Building software can be exhausting. Always trying to improve it by adding features, fixing bugs and maintaining code quality in the meantime. There are a lot of methodologies software developers incorporated in their workflow in order to improve the software development process. Be it by starting with prototyping, wireframes, software design, automated or manual testing. Still, there is one methodology that is rarely mentioned, but it could significantly help you make better apps - using them.
Just to be clear, I’m talking about the apps that makes sense to use in your free time. Not the big enterprise software you build on your day job and maybe can’t even access from outside your workplace. But for your own apps, the ones that you own in every aspect, this is an easy and necessary thing to do. In case the app is not so usable to you, you should try and put yourself in a position if its user. Each day a new feature or bug fix is made, go through the app and just use it. From my own experience in building software I can witness that the apps I’m most proud of are those I use myself. The reason is that the details that could make your app stand out is hard to catch, especially with something like automated tests. When you use the app, you can notice some things you couldn’t as a developer or a designer. Maybe the new feature doesn’t work that good as it looked in wireframes.
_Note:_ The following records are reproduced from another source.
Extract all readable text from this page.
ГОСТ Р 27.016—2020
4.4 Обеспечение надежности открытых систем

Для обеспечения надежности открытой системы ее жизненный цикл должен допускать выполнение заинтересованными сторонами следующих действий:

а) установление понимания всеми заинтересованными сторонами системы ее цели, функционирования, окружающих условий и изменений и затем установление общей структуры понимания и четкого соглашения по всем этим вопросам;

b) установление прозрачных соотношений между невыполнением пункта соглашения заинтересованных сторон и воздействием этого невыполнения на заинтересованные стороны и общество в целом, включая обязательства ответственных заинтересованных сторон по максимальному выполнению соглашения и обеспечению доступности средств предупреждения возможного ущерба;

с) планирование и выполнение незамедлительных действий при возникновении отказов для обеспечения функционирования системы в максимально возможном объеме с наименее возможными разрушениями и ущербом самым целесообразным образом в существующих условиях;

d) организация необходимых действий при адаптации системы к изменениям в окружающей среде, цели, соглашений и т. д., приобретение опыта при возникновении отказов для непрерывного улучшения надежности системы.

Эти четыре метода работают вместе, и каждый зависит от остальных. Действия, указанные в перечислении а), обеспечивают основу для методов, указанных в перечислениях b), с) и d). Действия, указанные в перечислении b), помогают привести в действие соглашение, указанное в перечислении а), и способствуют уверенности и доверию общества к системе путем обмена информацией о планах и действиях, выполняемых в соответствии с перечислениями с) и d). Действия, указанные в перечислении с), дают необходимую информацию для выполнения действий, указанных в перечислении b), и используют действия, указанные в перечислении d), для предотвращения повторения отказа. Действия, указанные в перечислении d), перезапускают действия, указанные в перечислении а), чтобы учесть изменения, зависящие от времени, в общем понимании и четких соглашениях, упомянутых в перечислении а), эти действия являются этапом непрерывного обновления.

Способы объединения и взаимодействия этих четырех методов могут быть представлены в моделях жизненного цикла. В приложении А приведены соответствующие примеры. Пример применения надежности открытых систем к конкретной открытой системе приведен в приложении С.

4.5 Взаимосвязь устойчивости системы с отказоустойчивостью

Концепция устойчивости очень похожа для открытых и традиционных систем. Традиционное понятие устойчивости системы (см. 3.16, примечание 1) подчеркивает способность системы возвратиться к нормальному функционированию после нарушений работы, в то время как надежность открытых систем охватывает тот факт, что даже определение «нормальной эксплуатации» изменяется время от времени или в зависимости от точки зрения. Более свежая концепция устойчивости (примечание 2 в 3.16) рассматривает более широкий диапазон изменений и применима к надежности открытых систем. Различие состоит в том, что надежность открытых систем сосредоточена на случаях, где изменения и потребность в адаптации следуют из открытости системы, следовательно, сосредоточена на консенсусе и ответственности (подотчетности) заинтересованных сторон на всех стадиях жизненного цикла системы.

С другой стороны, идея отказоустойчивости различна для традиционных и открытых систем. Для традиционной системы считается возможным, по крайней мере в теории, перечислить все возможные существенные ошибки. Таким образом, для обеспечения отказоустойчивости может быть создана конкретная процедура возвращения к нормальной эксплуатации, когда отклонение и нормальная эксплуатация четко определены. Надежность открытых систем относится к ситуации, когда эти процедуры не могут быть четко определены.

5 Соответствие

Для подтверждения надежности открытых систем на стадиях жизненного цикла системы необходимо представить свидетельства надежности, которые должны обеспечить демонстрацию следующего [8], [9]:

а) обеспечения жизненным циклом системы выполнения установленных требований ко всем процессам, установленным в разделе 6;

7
Maybe it slowed down the whole app.
Don’t get me wrong, I’m all for automated tests and having a dedicated QA, but for small hobby projects that’s often not feasible. On the other hand, the cost of using your app shouldn’t be high. If it’s a mobile app you can probably use it while commuting or drinking coffee. And its benefits are many, from catching the bugs that neither automated tests nor testers could, to getting new ideas on how to improve the app. Be it a feature, UX, UI or code quality improvement.